The once-stable ice in the Arctic and Antarctic regions continues to diminish at a rapid pace, posing severe consequences for the planet and to humanity. Artic-based artist and filmmaker Adam Sébire’s immersive audio-visual work Sikujumaataarpoq is based on Uummannaq Island, a remote Indigenous Inuit settlement in Greenland. Filmed during the 3-month polar night, it highlights the profound changes to everyday life and traditions felt as a result of melting ice in the Arctic Circle.
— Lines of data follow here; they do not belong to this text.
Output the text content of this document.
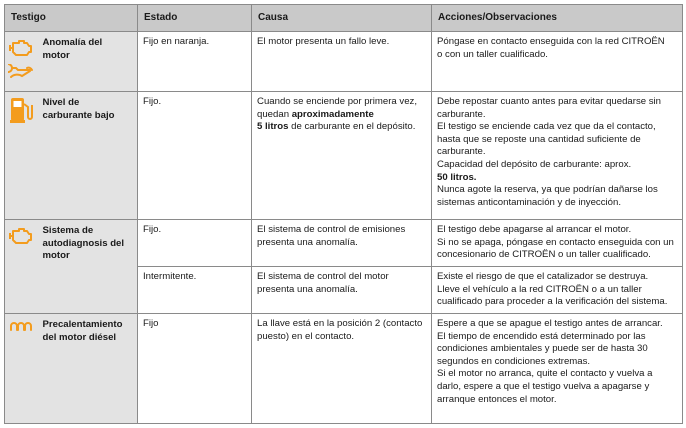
Testigo		Estado	Causa	Acciones/Observaciones

	Anomalía del motor	Fijo en naranja.	El motor presenta un fallo leve.	Póngase en contacto enseguida con la red CITROËN
o con un taller cualificado.

	Nivel de carburante bajo	Fijo.	Cuando se enciende por primera vez, quedan aproximadamente
5 litros de carburante en el depósito.	Debe repostar cuanto antes para evitar quedarse sin carburante.
El testigo se enciende cada vez que da el contacto, hasta que se reposte una cantidad suficiente de carburante.
Capacidad del depósito de carburante: aprox.
50 litros.
Nunca agote la reserva, ya que podrían dañarse los sistemas anticontaminación y de inyección.

	Sistema de autodiagnosis del motor	Fijo.	El sistema de control de emisiones presenta una anomalía.	El testigo debe apagarse al arrancar el motor.
Si no se apaga, póngase en contacto enseguida con un concesionario de CITROËN o un taller cualificado.

		Intermitente.	El sistema de control del motor presenta una anomalía.	Existe el riesgo de que el catalizador se destruya.
Lleve el vehículo a la red CITROËN o a un taller cualificado para proceder a la verificación del sistema.

	Precalentamiento del motor diésel	Fijo	La llave está en la posición 2 (contacto puesto) en el contacto.	Espere a que se apague el testigo antes de arrancar.
El tiempo de encendido está determinado por las condiciones ambientales y puede ser de hasta 30 segundos en condiciones extremas.
Si el motor no arranca, quite el contacto y vuelva a darlo, espere a que el testigo vuelva a apagarse y arranque entonces el motor.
Stitching My Landscape by Inuvialuk artist Maureen Gruben unfolds upon expanses of frozen ocean, near Ibyuq Pingo, south-west of the artist’s homelands at Tuktoyaktuk (Northwest Territories, Canada). Ibyuq is estimated to be at least 1000 years old and features deeply in local cultural memory. The installation, represented through film, draws on the artists memories of her brother harvesting seal, and the fresh string of gut, laid along the fresh white snow. Consisting of 111 ice holes connected with red broadcloth and installed on April 23rd in 2017, the installation extended for nearly a thousand feet. Informed through stories passed down in her community, Stitching My Landscape reminds us how much knowledge, wisdom and self-hood is held within icescapes, and the annual return of ice and snow.

Nyoongar researcher and writer Cass Lynch and artist Mei Swan Lim will present audiovisual work Dampland, exploring Nyoongar storytelling and memories of place handled down over thousands of years. Dampland shares Indigenous science and traditional ecological knowledge about natural cycles, referencing the last ice age and rise in sea level that followed. Listeners are taken on a journey through time, across the Darling Scarp, Swan Coastal Plain, to Wadjemup, or Rottnest.

The Fremantle Arts Centre has partnered with Carbon Positive Australia to ensure the exhibition is carbon neutral.